Такута обошёл вокруг стола, то и дело бросая задумчивый взгляд на тело. В этот раз всё обернулось совсем иначе: перед ним лежала девушка, облачённая в кожаные доспехи. Она была совсем молодой – на вид не больше двадцати лет. Её грудная клетка была пробита насквозь в нескольких местах, и даже у привыкшего к смерти Такуты от этого зрелища сжималось сердце. Хоронить молодых особенно сложно, и именно поэтому он всегда старался абстрагироваться от своих «пациентов», воспринимая тело исключительно телом, но отчего-то в этот раз ему никак не удавалось этого сделать. Они с Сэмом усадили девушку на стол, пытаясь совладать с непокорными деревенеющими конечностями, и с трудом освободили её от доспехов. Те никак не хотели поддаваться – покойников вообще тяжело раздевать: их обмякшие или, наоборот, окоченевшие тела то и дело норовят выскользнуть из рук или принять максимально неудобную позу, а здесь задача усложнялась в несколько раз. Ведь даже живого человека облачить в доспехи – задача не из лёгких. А стащить поддоспешную кольчугу с мертвеца – мучение, которого врагу не пожелаешь. Спустя почти час стараний тело девушки наконец-то расположилось на столе, не обременённое лишними деталями. Она была достаточно красивой: с ровной загорелой кожей и густыми каштановыми волосами, едва достававшими до плеч. Когда-то, вероятнее всего, она могла похвастаться точёной фигуркой, но сломанная в нескольких местах нога, выбитая из бедренного сустава, и перепачканная тёмной кровью грудь несколько смазывали полную картину.

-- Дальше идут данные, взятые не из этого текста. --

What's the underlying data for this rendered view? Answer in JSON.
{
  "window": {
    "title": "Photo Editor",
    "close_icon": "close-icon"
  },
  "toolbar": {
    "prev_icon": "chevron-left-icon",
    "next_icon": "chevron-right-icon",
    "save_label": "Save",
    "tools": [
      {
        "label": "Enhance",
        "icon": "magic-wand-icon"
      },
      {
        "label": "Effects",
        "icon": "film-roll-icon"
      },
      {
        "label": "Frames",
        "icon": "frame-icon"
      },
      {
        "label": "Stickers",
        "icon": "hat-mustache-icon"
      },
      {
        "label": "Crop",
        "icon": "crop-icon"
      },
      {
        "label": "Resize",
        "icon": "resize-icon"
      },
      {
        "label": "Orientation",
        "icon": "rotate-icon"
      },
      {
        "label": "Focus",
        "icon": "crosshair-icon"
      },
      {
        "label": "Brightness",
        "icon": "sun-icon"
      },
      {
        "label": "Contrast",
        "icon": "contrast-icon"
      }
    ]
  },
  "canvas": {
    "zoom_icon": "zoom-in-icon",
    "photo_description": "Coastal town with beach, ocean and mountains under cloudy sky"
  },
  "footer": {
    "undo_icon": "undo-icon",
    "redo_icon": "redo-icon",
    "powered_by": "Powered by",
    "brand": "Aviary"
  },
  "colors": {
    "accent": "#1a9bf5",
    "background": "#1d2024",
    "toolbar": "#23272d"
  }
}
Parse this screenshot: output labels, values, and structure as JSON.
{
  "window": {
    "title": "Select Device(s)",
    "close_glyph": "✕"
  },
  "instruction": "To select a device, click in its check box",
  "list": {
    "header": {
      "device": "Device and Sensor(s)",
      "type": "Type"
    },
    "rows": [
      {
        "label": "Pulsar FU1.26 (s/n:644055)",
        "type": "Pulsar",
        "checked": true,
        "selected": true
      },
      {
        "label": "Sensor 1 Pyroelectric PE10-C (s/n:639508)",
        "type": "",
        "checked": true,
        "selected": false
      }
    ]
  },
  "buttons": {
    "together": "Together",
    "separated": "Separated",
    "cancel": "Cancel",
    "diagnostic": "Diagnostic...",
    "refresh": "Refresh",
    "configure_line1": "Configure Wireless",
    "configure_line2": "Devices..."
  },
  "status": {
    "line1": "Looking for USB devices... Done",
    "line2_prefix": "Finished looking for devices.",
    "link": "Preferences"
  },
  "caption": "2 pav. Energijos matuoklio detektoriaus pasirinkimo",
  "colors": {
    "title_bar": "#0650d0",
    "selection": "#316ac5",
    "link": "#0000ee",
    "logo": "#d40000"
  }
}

– Это уже слишком даже для Ри, – сдавленно прошипел Такута, проведя перчаткой по её забрызганному кровью плечу, – сколько ей? Семнадцать?
– Интересно, на что она вообще надеялась… – тихо поддержал его Сэм.
– Они все надеются на одно и то же. Отмой тело, будь добр, – бросил ему Такута и взбежал по лестнице, выскочив на улицу. Раннее осеннее солнце уже поднялось над деревьями и приятно согревало кожу. Такута присел на траву, опершись спиной о деревянную стену дома, и закурил, протянув вторую сигарету Ри, сидевшему так, по-видимому, уже больше часа и смотрящему в пустоту.
– Ей было восемнадцать, – хрипло нарушил повисшую тишину капитан.
– Хм, – Такута всеми силами старался унять своего внутреннего скептика и проявить хоть каплю сочувствия, – не лучший возраст для самоубийственных поступков, правда?
– Она это не ради денег, – сдавленно продолжил Ри, – не ради золота. Я знаю.
– В таком случае это было вдвойне глупо, – выдохнул терпкий дым Такута.
Капитан промолчал и сделал несколько глубоких затяжек.
– Знаешь, почему я пришёл именно к тебе?
– Честно говоря, понятия не имею, – пожал плечами Такута.